A Christmas Gift: You Don’t Need To Be Right
We get ourselves into a fankle over Christmas, much of it avoidable. Let’s start with the facts: unless you live in a cave you will be doing some things you really don’t want to during the festive period as well as some things you do; you won’t get everything you want and will undoubtedly end up in IKEA at some point. Remember how cheap the breakfast is!
Here's how to deal with the inevitable discussions around where you need to go, where you want to go, for how long and who will do the driving. Coincidentally, it’s a seven step programme.
Start the chat now, don’t leave things until the last minute. Nothing good happens when there is heat from the off.
Own your feelings and thoughts. Don’t squash them or deny them. Accept how you feel about the issue (it’s unfair, you are angry or resigned or frustrated) and then where your mind goes (I want to scream, run away, throw this trifle in your face, phone mum and say how unreasonable you are).
This is important because what you think and feel is real. If you are the type to fly off the handle, own it; same if you are the one who goes quiet and stews, but remembers every damned thing.
Don’t act on your visceral feelings and thoughts, because you are not twelve years old. Be an adult, press pause, take the dog for a walk.
(Better still, give the issue proper, rational thought.)
Ask yourself a simple question: what do I want? What is likely, proportionate and reasonable? What is up for discussion? Have a bottom line and some positive suggestions.
Listen properly. Listen without interrupting or qualifying. Listen like you love this person and they have something useful and important to say to you.
Consciously and deliberately acknowledge what they are saying, find out where they are without judging (you have plenty of time for that). Don’t react emotionally when provoked, or at least don’t be surprised you have a big fire when you fanned the flames; it doesn’t matter that they lit the kindling.
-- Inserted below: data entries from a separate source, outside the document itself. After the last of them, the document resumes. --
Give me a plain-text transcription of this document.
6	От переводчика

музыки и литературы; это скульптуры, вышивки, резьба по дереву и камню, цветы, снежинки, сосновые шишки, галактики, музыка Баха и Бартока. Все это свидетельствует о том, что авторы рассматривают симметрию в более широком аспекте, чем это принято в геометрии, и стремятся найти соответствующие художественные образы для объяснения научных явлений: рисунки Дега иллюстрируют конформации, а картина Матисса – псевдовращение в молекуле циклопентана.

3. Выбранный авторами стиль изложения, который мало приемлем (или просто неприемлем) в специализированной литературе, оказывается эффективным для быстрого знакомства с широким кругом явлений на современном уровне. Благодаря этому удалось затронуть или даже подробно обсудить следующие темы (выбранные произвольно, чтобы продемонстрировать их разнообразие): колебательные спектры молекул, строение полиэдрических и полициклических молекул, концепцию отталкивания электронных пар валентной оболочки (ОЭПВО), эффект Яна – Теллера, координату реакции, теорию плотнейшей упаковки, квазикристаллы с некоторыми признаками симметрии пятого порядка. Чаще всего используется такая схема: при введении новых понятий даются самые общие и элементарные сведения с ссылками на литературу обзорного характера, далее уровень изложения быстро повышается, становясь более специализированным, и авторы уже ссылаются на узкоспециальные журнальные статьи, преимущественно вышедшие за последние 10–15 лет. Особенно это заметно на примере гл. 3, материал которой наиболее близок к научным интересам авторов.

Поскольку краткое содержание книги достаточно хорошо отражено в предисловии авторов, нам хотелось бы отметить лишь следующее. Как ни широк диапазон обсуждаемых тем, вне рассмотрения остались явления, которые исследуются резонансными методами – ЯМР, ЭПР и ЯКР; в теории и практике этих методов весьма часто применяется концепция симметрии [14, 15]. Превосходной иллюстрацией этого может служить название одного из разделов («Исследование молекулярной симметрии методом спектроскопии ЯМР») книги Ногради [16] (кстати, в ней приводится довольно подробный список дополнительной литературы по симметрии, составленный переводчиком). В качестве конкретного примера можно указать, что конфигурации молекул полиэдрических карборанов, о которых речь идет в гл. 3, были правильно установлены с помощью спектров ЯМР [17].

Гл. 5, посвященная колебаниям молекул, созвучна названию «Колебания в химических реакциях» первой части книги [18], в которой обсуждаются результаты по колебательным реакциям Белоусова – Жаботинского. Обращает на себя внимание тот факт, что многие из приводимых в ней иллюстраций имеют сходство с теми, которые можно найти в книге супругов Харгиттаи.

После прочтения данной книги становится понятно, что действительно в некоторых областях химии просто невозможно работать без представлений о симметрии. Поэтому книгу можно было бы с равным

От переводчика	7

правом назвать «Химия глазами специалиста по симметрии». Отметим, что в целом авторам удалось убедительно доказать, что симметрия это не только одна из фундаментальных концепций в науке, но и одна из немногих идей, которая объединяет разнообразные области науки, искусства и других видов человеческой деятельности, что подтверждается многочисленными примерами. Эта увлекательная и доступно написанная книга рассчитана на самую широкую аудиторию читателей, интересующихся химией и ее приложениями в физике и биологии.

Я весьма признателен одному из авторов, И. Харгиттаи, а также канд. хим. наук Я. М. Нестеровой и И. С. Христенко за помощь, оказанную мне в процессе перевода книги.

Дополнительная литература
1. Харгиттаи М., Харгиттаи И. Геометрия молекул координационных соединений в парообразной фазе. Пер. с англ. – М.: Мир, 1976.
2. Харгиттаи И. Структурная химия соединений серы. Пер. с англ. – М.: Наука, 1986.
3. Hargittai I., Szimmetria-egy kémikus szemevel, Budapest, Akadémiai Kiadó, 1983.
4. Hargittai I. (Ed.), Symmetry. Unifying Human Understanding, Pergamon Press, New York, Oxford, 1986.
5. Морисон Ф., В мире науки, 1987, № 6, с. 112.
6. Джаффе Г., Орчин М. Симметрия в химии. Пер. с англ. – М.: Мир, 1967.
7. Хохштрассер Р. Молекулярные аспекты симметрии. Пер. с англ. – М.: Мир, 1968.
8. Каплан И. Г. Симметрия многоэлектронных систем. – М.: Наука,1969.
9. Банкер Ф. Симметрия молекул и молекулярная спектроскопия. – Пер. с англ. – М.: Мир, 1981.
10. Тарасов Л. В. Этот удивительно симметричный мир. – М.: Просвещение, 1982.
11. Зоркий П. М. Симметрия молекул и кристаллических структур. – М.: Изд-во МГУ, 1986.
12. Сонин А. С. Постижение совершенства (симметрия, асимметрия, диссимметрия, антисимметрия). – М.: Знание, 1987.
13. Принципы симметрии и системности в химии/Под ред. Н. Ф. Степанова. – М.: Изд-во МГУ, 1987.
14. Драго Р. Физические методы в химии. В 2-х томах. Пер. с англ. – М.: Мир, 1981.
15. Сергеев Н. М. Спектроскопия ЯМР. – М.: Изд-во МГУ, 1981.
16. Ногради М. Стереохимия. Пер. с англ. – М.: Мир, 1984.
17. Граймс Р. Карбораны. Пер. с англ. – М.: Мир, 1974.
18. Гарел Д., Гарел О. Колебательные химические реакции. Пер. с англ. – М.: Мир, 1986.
You are not twelve!
Pitch you own suggestions, your partner is not psychic. If this is what you always do, wait a bit. If you never do this, speak up. Expect a discussion, debate, argument, push back. If you are the type who is robust and argumentative, don’t be like that. If you are the quiet sort who acquiesces, step up!
Step seven is not easy and takes practise. You need to know and trust yourself and change yourself before you can help others. It’s a journey you might struggle to complete before Christmas but here is the good news: nobody ever completes it.
You can start it though. There is deep joy in accommodating those you love as best you can while getting a version of what you want. There is a ton of self-confidence from asking for what you want from the most immovable of relatives and getting something back.
There is a boost to your self-regard simply in the act of asking, even if you are not entirely successful. And there is something, too, in not needing to be right, or having the last word.
You may have recognised this is a route map for how you might behave in any difficult situation. Life can seem an endless journey around nursing homes, schools, clubs and flats needing refurbished.
Of course, there is still time to book a week in Tenerife. It’s sunny, you get our telly and it's surprisingly inexpensive. I’m not kidding - though it is much cheaper after the fifth of January.
Merry Christmas, see you in IKEA on the 28th December.